My daughter, Silka, was born on a beautiful spring morning in April 2006. A few months later, through the Ear, Nose and Throat Program at Hotel Dieu Hospital in Kingston, she was diagnosed with mild to moderate hearing loss. Thus, for me and my husband, our journey as parents of a child with hearing loss began.

Silka's audiologists at the hospital and the hearing centre were very supportive. They prepared us as well as they could for many of the initial challenges we faced when Silka started wearing her hearing aids. However, nothing could have entirely prepared us for the frustrations of trying to encourage our active six-month-old little girl to keep her hearing aids in.

Throughout the day, while I was home with Silka and her older brother, Rein, I would find myself repeatedly pleading with her to "leave them in!" Many times I wasn't quick enough to catch her pulling them out and had to scoop them up off the floor, out of her mouth, or out of her hands as she was passing them off to our dog, Chopper. Eventually, she was only wearing them a few hours a day because I felt I couldn't watch her every moment and I was afraid they would get lost. I knew this would compromise her hearing and speech development, and that left me feeling extremely guilty. I realized that this could not go on so I started looking for a solution.
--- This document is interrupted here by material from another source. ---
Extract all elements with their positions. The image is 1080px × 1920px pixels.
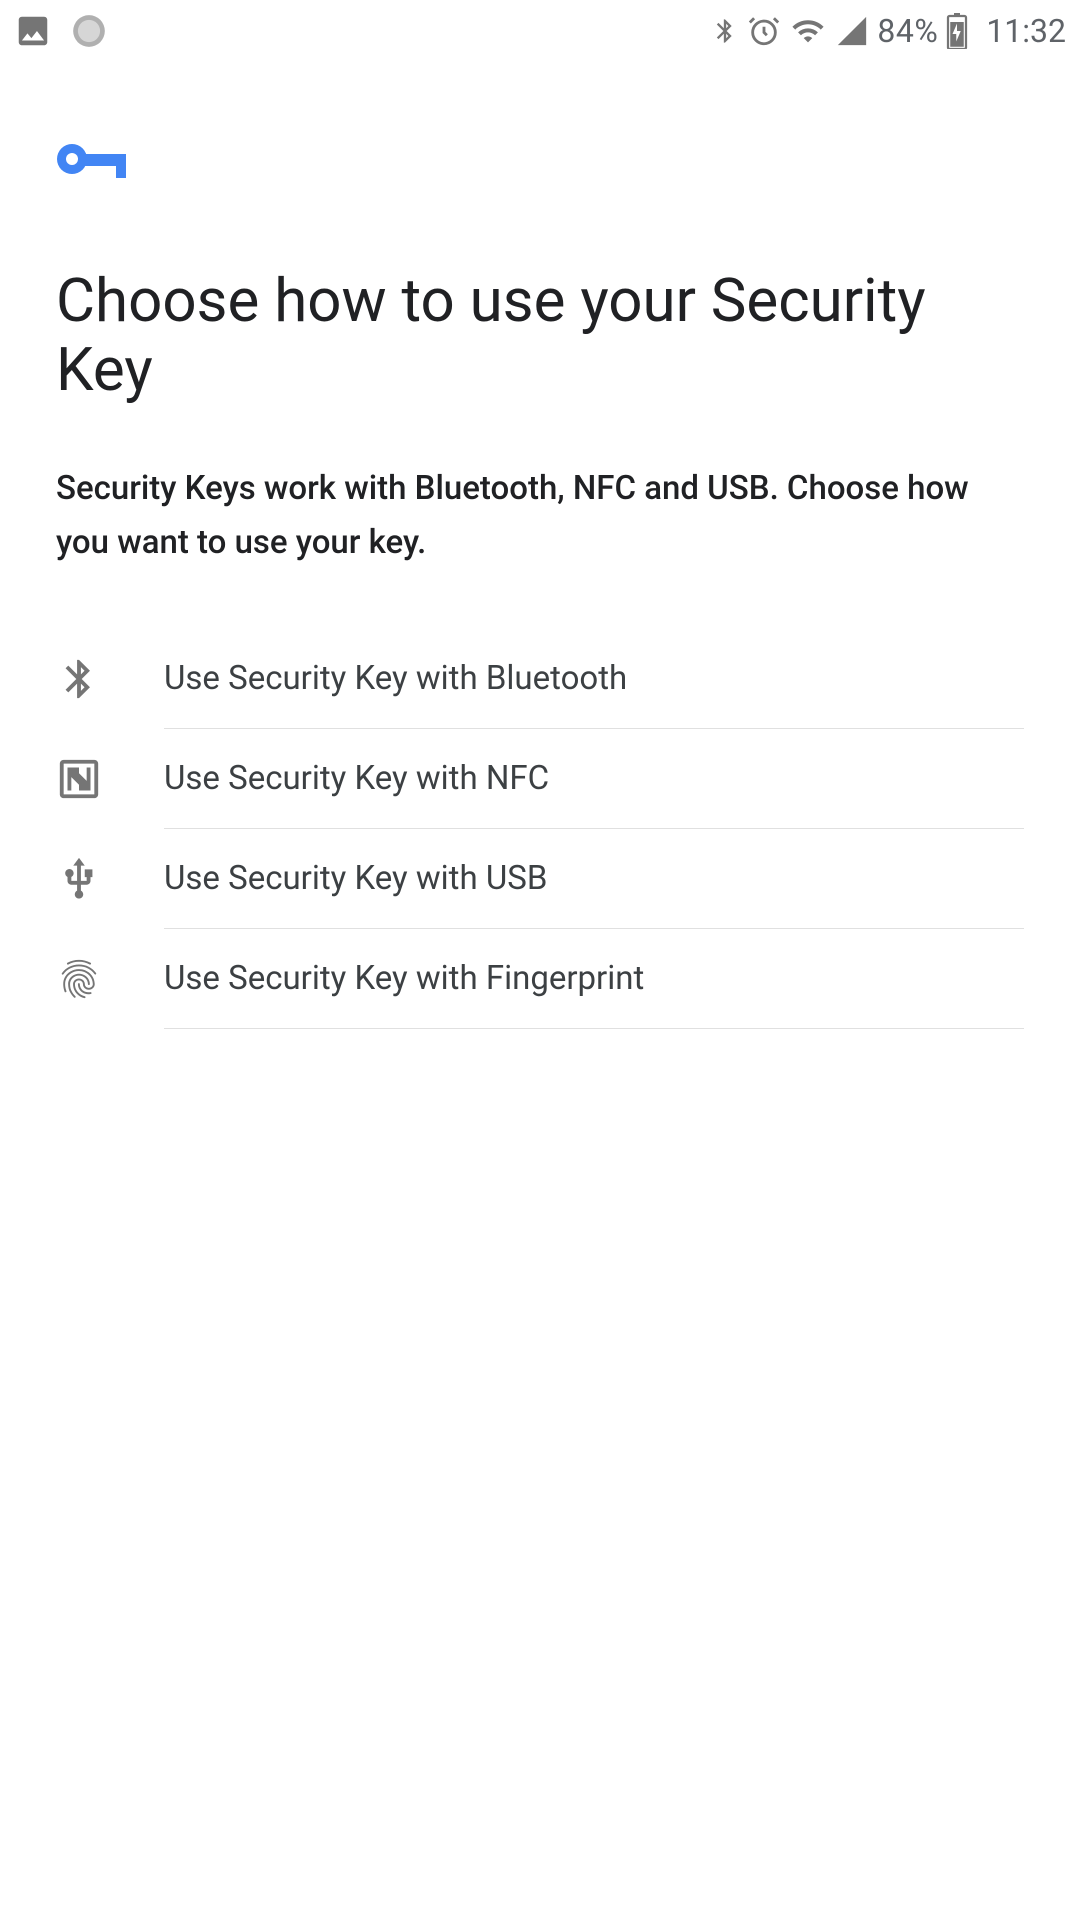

I tried a few strategies, but in the end, a bonnet I designed is what finally worked. Silka couldn't get at her hearing aids and, when she went to daycare, neither could her other curious friends (another challenge we weren't quite prepared for). The bonnet provided us the peace of mind that her hearing aids would stay put, and as she grew accustomed to them she was less interested in yanking them out.

The design was inspired by a water polo cap. The SilkaWear bonnet features a top panel of cotton stretch material and two side panels of breathable sports mesh that optimizes hearing aid reception. It fits snugly enough to ensure over-the-ear hearing aids stay put comfortably enough to keep the child happy.

The cap has worked for its namesake. Silka has really benefited from wearing her hearing aids continuously. She is now 20 months old and according to her teacher from Sir James Whitney School for the Deaf, she is right on target in her language development for her hearing age (for the time she has been using hearing aids). She will go all day without pulling her hearing aids out and will even pass them to me in the car when she wants a break or is tired and ready for bed at the end of the day. Six months ago, I thought this day would never come. She has over 30 words in her repertoire now and today as she pointed to the fruit bowl on the counter and said the word apple with such clarity, I realize that all the bonnet-wearing and perseverance has paid off.